Data has revealed that half of UK workers won’t be able to retire after they turn 66, as more and more employees lack confidence in their state pensions system.
Research carried out by Alight Solutions in collaboration with the University of Granada, found that one in four (27%) workers across Europe have ‘little confidence’ that they will receive a pension when they retire.
Two-thirds added that their pension pots will not be enough, which will likely force a drop in their standard of living.
Alight’s Retirement Perception Index surveyed 2,400 employees in companies across multiple sectors from the UK, Germany, France, Italy, Spain and the Netherlands.
29% of workers added that they won’t have enough pension funds available to maintain a satisfactory standard of living at time of retirement.
Elsewhere, half of those surveyed agreed that they won’t be able to retire until after 66, the age when people can start claiming the state pension in the UK.
A lack in confidence in receiving state pensions was highest among workers in Italy (38%) followed by Germany (32%), Spain (30%), the UK (25%) and France (24%).
In contrast, Dutch employees had the highest confidence, however the index suggests that this could be due to them having a better understanding of their pension systems.
The data revealed different confidence levels among different generations too, for example baby boomers had the highest confidence, while gen Zs have a much higher level of uncertainty.
Calls for more advice
Workers based in Europe are looking to their organisation for more help and advice, which could make all the difference to attracting and retaining talent.
This is reflected in the figures as 52% of respondents indicated that they would be interested in working for firms that can offer them professional advice on how to better manage their pension plans.
UK employees are also the most interested in employer-provided retirement contributions and advice on managing retirement savings.
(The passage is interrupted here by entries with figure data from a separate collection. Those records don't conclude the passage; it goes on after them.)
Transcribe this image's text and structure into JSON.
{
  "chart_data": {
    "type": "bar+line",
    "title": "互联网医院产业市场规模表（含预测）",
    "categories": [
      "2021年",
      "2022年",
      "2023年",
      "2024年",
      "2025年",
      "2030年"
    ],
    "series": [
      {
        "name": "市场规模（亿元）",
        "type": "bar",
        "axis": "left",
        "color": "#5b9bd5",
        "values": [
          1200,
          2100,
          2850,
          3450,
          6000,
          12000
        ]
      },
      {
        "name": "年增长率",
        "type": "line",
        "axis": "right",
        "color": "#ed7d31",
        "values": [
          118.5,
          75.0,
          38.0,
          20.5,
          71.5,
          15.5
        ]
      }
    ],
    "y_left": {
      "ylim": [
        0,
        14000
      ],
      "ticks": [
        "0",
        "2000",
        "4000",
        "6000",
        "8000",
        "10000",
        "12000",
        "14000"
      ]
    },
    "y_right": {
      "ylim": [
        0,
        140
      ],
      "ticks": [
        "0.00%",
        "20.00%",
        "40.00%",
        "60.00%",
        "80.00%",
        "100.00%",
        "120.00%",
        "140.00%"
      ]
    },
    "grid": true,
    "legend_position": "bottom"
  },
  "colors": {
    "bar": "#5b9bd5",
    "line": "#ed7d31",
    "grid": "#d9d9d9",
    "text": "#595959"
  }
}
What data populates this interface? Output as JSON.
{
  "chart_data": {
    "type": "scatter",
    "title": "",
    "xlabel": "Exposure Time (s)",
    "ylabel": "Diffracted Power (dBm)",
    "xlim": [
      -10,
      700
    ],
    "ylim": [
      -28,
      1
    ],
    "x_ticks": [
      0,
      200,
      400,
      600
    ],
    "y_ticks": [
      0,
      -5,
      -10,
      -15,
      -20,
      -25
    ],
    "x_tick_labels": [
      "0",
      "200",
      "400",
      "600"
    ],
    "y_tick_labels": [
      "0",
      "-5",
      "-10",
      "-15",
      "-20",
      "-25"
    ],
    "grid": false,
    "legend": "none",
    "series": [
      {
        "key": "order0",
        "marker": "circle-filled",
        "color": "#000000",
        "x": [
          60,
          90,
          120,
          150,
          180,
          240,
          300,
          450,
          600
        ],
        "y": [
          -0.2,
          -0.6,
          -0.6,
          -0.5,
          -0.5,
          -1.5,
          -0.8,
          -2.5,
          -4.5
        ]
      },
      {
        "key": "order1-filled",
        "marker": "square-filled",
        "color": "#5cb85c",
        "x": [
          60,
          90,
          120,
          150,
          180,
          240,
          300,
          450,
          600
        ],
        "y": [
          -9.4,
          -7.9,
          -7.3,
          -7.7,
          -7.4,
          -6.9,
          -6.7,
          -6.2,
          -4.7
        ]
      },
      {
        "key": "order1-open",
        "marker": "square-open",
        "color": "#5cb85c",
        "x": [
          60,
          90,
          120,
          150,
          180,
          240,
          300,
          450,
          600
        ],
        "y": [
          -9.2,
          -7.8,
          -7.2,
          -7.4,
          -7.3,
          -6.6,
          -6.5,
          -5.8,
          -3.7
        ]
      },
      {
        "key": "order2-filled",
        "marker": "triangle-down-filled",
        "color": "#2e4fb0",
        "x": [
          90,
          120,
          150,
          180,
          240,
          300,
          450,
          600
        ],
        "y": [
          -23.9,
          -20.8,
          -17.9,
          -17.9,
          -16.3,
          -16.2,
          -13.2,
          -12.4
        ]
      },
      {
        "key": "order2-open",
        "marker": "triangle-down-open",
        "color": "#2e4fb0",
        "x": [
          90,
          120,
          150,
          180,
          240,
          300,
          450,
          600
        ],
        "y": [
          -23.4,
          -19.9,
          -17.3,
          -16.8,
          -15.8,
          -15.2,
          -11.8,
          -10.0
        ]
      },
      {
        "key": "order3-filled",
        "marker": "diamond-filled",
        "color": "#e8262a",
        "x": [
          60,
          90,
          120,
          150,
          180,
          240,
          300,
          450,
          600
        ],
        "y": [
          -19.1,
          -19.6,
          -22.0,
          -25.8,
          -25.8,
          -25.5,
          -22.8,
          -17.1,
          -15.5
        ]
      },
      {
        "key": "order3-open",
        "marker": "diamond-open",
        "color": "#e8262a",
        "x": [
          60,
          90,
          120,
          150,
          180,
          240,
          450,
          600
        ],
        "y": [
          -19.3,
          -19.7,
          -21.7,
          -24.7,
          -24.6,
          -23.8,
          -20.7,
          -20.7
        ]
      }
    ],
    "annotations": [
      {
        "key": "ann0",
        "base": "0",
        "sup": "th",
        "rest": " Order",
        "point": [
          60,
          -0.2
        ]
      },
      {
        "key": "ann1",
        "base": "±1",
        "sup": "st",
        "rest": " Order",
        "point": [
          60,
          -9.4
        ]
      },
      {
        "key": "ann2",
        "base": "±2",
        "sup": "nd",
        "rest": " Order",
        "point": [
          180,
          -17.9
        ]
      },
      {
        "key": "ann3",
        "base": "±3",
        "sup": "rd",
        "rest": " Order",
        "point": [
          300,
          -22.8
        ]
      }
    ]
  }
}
This may come as no surprise, as 47% of those surveyed said they already receive additional retirement contributions from their company.
Luca Saracino, international growth leader at Alight International, revealed: “Our economic landscape and workforces are constantly changing, and so should our approach in providing a modern employee experience that covers all needs.
“As our population ages, employers cannot do without a defined benefit plan that spotlights pension support. It goes a long way in helping workers save time and money, invest, and plan smarter.
“Design the right, inclusive policies and provide updated information and savvy tools that gives your people the confidence to retire. Such initiatives will not only attract and retain talent, but also reinforce the importance of retirement planning.”